Contested or dissonant heritage is often termed as difficult heritage seeking coping strategies. While it is not always easy to find a solution for such difficult cases, the existing theoretical frameworks of coping strategies are put in relation to this particular case. First, reflecting on Nauert’s [22
] constructivist approach to the integration of diverse narratives as well as the use of new technologies in heritage interpretation, as advocated by Selim et al. [24
], the strategy demonstrates to be successful in the case when heritage is on display. Then, it is just a question of the use of a carefully planned language style in communicating heritage to the public. If, however, it has been removed from the public eyes, as some of the narratives advocated for in the case of these Chicago monuments, the strategy is of no use. The embodiment of heritage in a place is extremely powerful and should be respected since it elicits emotional reactions, as per Nora [11
]. Still, removal from the public space may not be the best solution as “the best way to approach statues and sites which have become contested is not to remove them but to provide thoughtful, long-lasting and powerful reinterpretation, which keeps the structure’s physical context but can add new layers of meaning, allowing us all to develop a deeper understanding of … often difficult past”, as English Heritage stated on their website as of 1 October 2021. New technologies allow interpretation even if heritage is not on display physically, but such a strategy entails that, in this case, a highly worthy artwork would be removed from public eyes, thus depriving us from the original and eventually also decreasing interest for it.
Second, the participatory approach in finding a common meaning, advocated by Weisse and Ross [23
] although seemingly promising, in this particular case showed its deficiency since it was too emotionally charged which highly affects group beliefs. While common discussions, as proved by the analysis of the virtual conference in this research, open new horizons and increase knowledge about the “other”, they tend to be a one-time event. A more nuanced and more elaborated “how-to” approach will have to be put forward in order to achieve success in using this coping strategy.
Third, a strategy of matching heritage with contemporary arts and creative industries proposed by Schütz [26
] may potentially be successful but under the condition that the decision is made to leave heritage at its location. It, therefore, entails further mitigation possibly also recalling an engaged participatory approach.

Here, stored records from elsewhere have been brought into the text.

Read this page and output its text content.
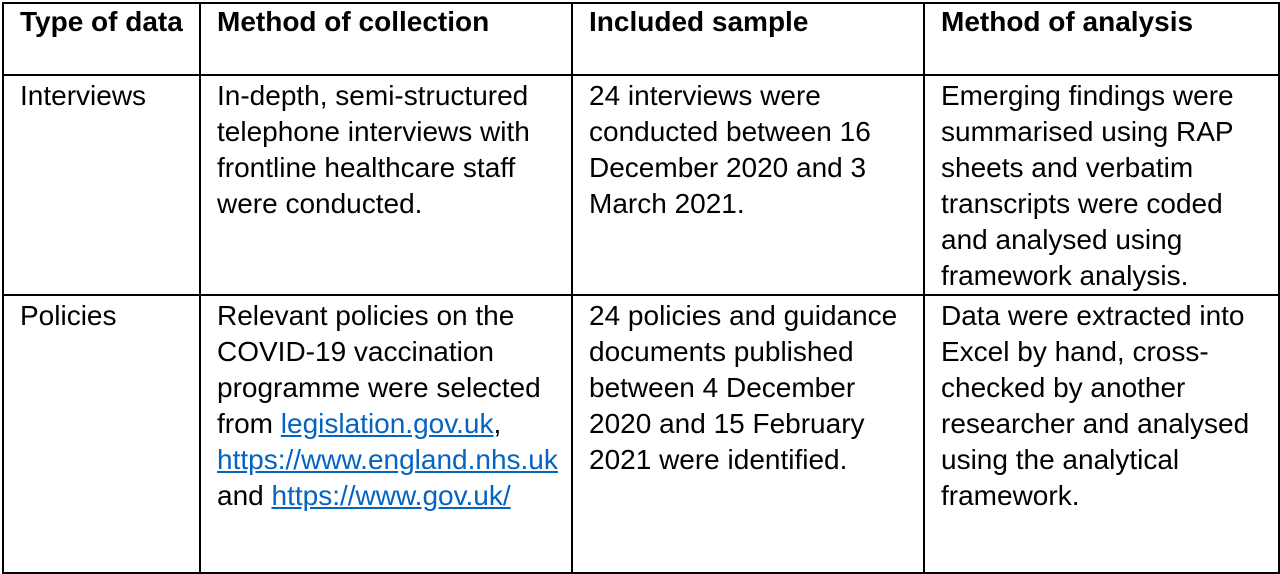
Type of data	Method of collection	Included sample	Method of analysis
Interviews	In-depth, semi-structured telephone interviews with frontline healthcare staff were conducted.	24 interviews were conducted between 16 December 2020 and 3 March 2021.	Emerging findings were summarised using RAP sheets and verbatim transcripts were coded and analysed using framework analysis.
Policies	Relevant policies on the COVID-19 vaccination programme were selected from legislation.gov.uk, https://www.england.nhs.uk and https://www.gov.uk/	24 policies and guidance documents published between 4 December 2020 and 15 February 2021 were identified.	Data were extracted into Excel by hand, cross-checked by another researcher and analysed using the analytical framework.
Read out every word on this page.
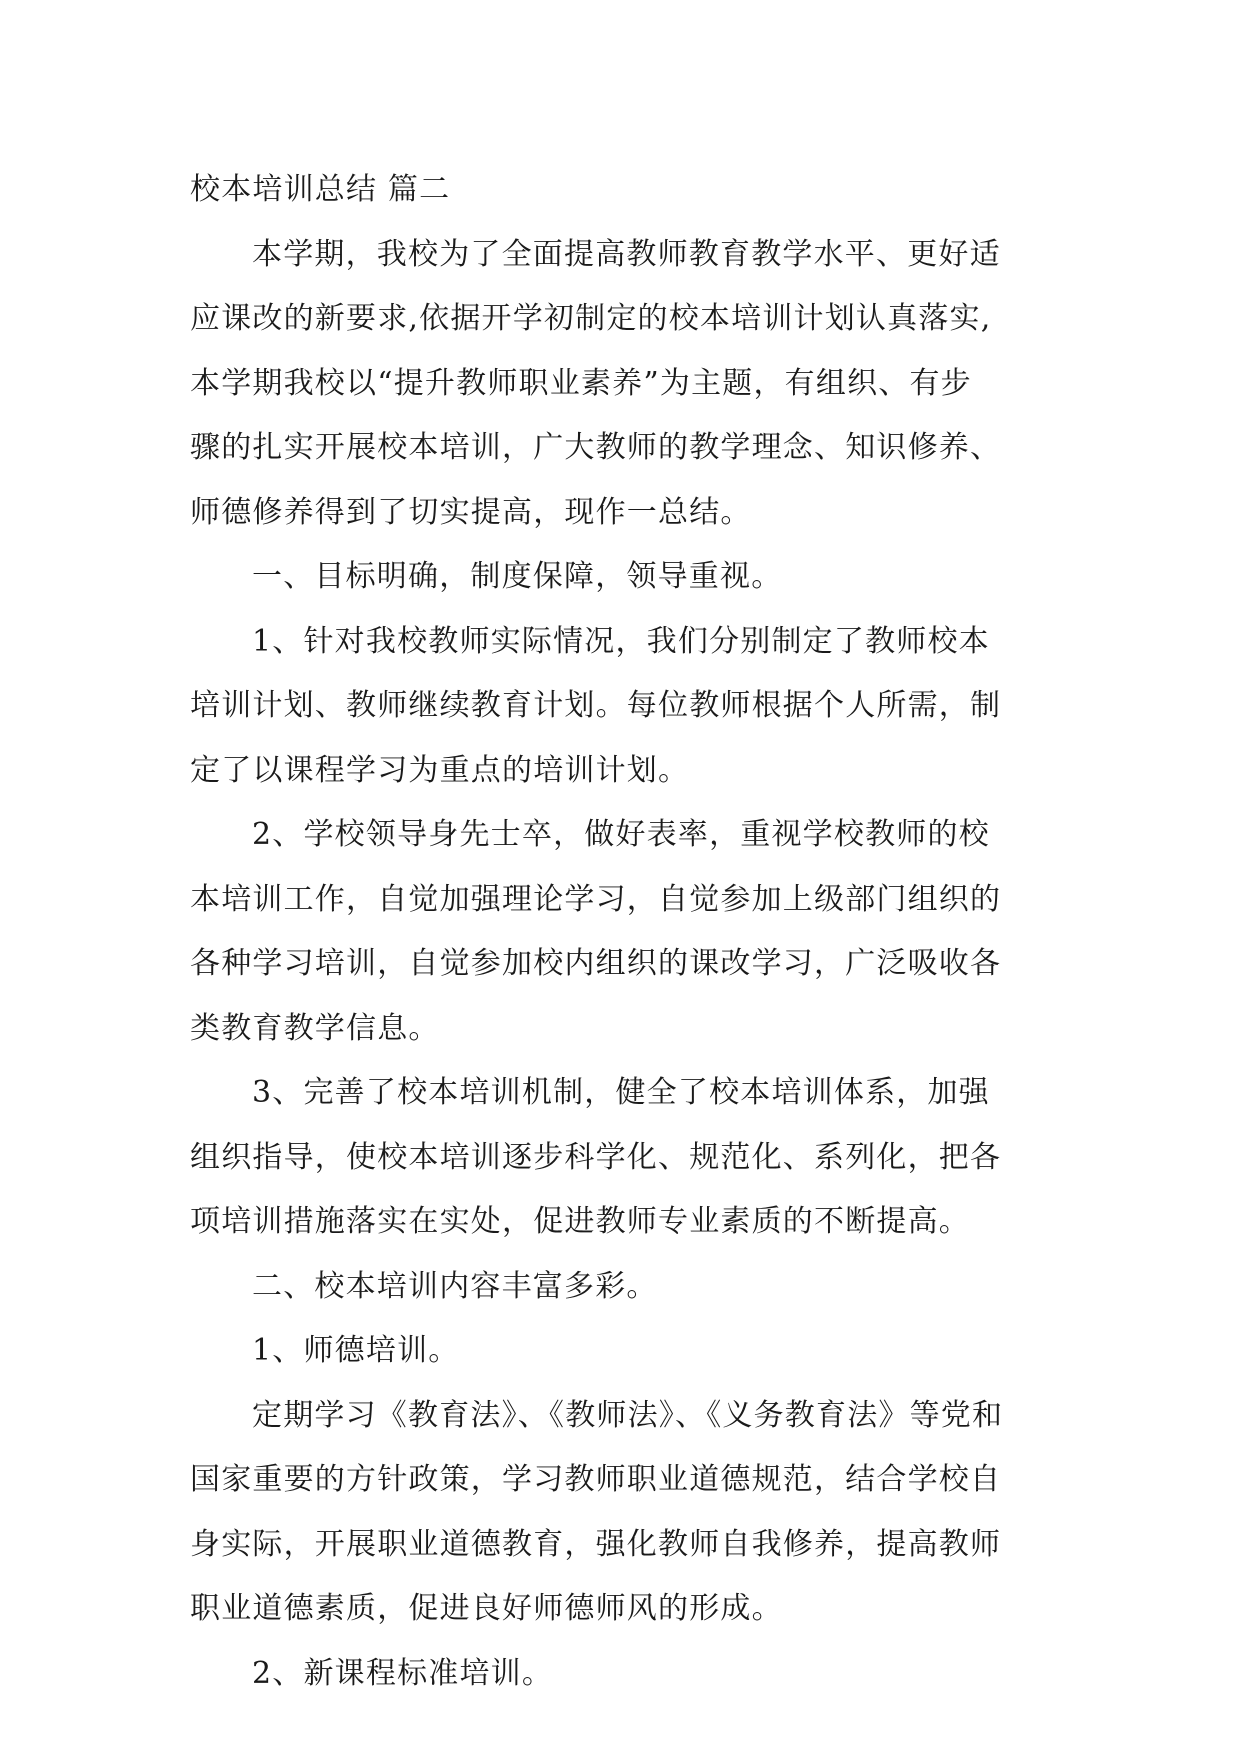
校本培训总结 篇二
本学期，我校为了全面提高教师教育教学水平、更好适
应课改的新要求,依据开学初制定的校本培训计划认真落实,
本学期我校以“提升教师职业素养”为主题，有组织、有步
骤的扎实开展校本培训，广大教师的教学理念、知识修养、
师德修养得到了切实提高，现作一总结。
一、目标明确，制度保障，领导重视。
1、针对我校教师实际情况，我们分别制定了教师校本
培训计划、教师继续教育计划。每位教师根据个人所需，制
定了以课程学习为重点的培训计划。
2、学校领导身先士卒，做好表率，重视学校教师的校
本培训工作，自觉加强理论学习，自觉参加上级部门组织的
各种学习培训，自觉参加校内组织的课改学习，广泛吸收各
类教育教学信息。
3、完善了校本培训机制，健全了校本培训体系，加强
组织指导，使校本培训逐步科学化、规范化、系列化，把各
项培训措施落实在实处，促进教师专业素质的不断提高。
二、校本培训内容丰富多彩。
1、师德培训。
定期学习《教育法》、《教师法》、《义务教育法》等党和
国家重要的方针政策，学习教师职业道德规范，结合学校自
身实际，开展职业道德教育，强化教师自我修养，提高教师
职业道德素质，促进良好师德师风的形成。
2、新课程标准培训。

Finally, building on Halbwach’s thesis [28
] of the necessity of forgetting to be able to correctly evocate the past, it seems to potentially be the most effective strategy but, at the same time, the most difficult to achieve since it would involve a collective psychology approach. In this case, a forged affective memory is trying to be instilled, as per Tolia-Kelly, Waterton and Watson’s theory [29
], which greatly diminishes the possibilities of a collective psychological liberation. Besides, if heritage is taken as an instrument for achieving political goals, no true forgetting and/or forgiveness is about to happen. Further work on coping strategies, therefore, is called for in future research. The complexity of the issue grasped some of the theories, which were hypothesized to have impact on the case in question and the arising coping strategies, but the article suggests that there may further be other theories and avenues which may provide a possible lens for research and could be further explored.